The usual compression rate for JSONL file in Gzip can be 2:1 or 3:1, which means that you can save at least a half of data transfer cost and reduce loading time in your application.

There is a fun fact. You can even join 2 compressed JSON line files either using the nodeJs API or using the Linux command cat people1.jsonl.gz people2.jsonl.gz > people.jsonl.gz. The resulting compressed Gzip files can be decompressed and parsed using the same method in Nodejs Stream.

JSON Line format is widely used in many AWS services.

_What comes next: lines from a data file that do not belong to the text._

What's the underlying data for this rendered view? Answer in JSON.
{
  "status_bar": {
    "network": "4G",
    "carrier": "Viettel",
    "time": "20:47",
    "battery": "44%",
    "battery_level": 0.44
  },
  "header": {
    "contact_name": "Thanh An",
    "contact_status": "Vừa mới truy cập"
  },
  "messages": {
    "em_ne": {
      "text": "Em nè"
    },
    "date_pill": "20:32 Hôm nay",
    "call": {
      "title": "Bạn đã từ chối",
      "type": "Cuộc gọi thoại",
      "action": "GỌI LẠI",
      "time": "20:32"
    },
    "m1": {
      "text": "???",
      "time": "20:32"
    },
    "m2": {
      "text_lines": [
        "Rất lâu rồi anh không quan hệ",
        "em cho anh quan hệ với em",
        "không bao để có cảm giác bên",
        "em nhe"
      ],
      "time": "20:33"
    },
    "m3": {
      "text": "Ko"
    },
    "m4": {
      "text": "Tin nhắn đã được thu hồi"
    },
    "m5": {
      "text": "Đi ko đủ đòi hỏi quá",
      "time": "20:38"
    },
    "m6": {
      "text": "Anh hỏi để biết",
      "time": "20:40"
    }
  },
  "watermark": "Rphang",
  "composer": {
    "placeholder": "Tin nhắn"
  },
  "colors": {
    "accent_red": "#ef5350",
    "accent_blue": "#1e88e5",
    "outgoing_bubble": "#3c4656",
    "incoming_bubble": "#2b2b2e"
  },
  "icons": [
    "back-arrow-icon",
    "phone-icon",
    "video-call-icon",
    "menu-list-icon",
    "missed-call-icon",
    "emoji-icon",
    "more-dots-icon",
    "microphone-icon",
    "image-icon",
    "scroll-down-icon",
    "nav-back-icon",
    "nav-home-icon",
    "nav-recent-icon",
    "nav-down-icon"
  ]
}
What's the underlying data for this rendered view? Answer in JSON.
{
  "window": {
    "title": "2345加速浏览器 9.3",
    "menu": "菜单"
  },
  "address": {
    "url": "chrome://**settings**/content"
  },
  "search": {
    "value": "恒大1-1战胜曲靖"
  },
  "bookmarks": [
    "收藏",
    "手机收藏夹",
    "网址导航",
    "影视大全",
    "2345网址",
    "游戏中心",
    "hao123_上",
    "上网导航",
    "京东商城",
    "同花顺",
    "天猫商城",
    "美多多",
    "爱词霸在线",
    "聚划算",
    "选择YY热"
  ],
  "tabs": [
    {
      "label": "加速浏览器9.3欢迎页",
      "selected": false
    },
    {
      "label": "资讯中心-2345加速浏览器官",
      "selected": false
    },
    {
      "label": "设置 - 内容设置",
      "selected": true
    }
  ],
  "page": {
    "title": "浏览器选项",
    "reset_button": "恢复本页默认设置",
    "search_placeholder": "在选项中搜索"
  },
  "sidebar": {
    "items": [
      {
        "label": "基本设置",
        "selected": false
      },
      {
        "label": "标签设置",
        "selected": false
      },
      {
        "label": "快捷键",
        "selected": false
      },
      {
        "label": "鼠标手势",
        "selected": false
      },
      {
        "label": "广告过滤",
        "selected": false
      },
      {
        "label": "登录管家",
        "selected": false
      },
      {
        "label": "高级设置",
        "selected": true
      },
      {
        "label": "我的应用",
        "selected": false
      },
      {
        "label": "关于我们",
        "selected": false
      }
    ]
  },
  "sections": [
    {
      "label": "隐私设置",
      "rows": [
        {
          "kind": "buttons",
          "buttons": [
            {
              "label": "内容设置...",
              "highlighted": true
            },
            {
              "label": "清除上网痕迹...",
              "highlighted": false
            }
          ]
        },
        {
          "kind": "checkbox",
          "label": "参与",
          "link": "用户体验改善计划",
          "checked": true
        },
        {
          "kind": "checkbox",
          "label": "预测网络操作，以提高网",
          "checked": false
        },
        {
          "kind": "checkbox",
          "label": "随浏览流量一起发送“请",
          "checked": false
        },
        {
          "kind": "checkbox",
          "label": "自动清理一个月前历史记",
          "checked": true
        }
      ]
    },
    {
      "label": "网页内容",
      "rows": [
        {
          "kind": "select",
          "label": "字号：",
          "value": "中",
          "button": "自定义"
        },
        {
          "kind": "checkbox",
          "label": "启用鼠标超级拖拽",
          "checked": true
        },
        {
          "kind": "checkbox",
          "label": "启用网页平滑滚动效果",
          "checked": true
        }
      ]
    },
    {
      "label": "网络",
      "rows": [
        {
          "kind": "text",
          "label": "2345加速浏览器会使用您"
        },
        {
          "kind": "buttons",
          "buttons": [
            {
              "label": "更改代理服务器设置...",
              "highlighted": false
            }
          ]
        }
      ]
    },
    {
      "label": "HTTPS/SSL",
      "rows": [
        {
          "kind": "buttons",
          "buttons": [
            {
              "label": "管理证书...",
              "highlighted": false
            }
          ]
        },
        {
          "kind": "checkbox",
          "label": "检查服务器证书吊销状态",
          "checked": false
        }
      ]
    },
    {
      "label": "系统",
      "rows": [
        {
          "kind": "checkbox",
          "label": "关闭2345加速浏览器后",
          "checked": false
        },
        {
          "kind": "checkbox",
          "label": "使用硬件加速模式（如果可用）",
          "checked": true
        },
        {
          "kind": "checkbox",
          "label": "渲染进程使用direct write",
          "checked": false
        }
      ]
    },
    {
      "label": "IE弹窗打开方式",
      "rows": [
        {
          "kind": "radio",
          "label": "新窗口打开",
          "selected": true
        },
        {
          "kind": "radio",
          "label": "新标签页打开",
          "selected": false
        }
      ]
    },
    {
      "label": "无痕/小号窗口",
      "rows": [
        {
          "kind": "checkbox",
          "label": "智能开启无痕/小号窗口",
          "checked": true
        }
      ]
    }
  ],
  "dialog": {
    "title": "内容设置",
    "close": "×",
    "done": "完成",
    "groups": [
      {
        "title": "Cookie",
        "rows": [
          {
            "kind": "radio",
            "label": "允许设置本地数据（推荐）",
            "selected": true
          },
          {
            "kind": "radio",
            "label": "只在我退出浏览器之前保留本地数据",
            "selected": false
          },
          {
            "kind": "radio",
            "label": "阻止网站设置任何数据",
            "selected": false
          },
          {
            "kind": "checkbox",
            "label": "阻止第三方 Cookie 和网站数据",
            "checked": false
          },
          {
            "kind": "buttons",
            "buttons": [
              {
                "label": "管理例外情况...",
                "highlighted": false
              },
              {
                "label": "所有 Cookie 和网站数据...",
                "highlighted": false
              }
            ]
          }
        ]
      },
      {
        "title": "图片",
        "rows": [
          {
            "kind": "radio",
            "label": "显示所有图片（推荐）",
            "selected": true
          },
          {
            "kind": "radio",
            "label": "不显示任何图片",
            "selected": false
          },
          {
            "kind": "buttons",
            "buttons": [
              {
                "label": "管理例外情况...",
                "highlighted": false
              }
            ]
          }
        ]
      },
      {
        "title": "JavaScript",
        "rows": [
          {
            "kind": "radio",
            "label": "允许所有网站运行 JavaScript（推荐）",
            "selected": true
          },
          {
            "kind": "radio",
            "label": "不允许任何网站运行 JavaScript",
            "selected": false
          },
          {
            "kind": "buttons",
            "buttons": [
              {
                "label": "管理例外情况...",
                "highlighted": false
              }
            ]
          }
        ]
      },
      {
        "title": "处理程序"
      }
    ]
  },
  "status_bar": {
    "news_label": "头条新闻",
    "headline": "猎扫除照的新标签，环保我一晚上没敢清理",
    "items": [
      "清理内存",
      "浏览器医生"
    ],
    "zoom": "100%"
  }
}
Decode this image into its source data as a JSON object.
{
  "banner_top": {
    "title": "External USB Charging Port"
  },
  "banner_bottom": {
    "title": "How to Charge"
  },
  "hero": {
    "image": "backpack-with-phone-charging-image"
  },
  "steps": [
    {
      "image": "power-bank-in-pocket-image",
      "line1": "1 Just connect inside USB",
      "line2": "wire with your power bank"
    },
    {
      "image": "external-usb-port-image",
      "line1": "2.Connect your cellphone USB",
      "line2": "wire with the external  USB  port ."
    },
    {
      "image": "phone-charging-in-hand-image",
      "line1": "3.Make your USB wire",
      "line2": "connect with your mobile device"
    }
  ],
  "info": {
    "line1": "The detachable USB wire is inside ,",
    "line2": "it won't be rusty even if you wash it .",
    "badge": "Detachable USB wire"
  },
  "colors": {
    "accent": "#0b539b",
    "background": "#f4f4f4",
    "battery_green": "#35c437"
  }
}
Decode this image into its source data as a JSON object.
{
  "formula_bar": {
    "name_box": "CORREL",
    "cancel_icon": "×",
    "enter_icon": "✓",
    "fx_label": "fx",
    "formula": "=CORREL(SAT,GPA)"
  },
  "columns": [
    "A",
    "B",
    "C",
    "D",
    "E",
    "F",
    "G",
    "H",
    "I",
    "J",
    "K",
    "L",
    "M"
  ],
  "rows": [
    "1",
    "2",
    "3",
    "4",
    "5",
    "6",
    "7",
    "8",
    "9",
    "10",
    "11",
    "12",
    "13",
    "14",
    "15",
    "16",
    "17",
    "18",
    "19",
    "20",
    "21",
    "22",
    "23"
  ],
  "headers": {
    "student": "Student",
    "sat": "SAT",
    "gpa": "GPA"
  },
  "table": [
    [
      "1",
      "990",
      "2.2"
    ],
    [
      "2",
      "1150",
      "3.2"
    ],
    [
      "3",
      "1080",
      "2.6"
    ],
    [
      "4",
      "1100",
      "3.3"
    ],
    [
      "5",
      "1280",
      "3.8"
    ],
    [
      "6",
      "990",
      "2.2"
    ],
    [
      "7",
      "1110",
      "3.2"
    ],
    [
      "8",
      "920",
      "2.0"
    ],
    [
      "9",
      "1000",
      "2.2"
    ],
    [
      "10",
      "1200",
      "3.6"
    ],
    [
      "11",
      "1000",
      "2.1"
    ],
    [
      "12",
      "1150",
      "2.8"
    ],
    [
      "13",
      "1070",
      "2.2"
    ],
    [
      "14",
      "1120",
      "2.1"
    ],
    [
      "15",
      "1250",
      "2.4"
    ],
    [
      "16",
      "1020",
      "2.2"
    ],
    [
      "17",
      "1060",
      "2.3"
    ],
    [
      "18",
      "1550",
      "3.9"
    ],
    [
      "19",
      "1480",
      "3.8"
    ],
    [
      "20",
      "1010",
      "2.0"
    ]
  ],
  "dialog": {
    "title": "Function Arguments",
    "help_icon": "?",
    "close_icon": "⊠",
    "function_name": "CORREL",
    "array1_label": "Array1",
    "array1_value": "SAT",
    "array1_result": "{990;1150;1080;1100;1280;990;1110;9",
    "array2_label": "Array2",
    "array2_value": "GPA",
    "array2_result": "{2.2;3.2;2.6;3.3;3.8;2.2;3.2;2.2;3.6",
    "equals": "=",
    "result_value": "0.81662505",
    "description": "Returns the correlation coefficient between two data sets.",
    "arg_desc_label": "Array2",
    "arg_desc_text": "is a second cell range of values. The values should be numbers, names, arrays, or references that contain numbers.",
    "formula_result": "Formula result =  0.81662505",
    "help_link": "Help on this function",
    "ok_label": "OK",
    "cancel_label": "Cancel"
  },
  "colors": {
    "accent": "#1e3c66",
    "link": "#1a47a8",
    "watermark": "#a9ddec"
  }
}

Here are some AWS services and features that can accept or work with JSON Lines:

  1. Amazon S3 Select & Amazon Glacier Select: These services allow you to run SQL-style queries on your data without having to load them into a database. You can use S3 Select or Glacier Select to query JSONL data stored in S3 or Glacier.
  2. Amazon Elastic MapReduce (EMR): When processing large datasets using distributed frameworks like Apache Spark or Hadoop on EMR, JSONL can be a preferred format since each line can be processed independently.
  3. AWS Glue: AWS Glue is a fully managed ETL service that prepares and loads data for analysis. Glue can read data stored in JSONL format and transform or load it as necessary.
  4. Amazon Kinesis Firehose: When sending streaming data to destinations like Amazon S3, Elasticsearch, or Redshift, Kinesis Firehose can accept and work with JSONL-formatted data.
  5. Amazon Athena: Athena is an interactive query service that makes it easy to analyze data in Amazon S3 using standard SQL. You can define tables in Athena where the underlying data is in JSONL format.
  6. AWS Batch: When processing batch workloads, if your application or script expects data in JSONL format, you can input such files for processing.
  7. Amazon SageMaker Ground Truth: For certain types of labeling jobs, such as object detection, you might provide input datasets in JSONL format.

conclusion

In conclusion, the JSON Line format is very versatile when saving an array of huge number of objects. Using it with Nodejs Stream is very good option if the performance is a real matter to your application.

--

--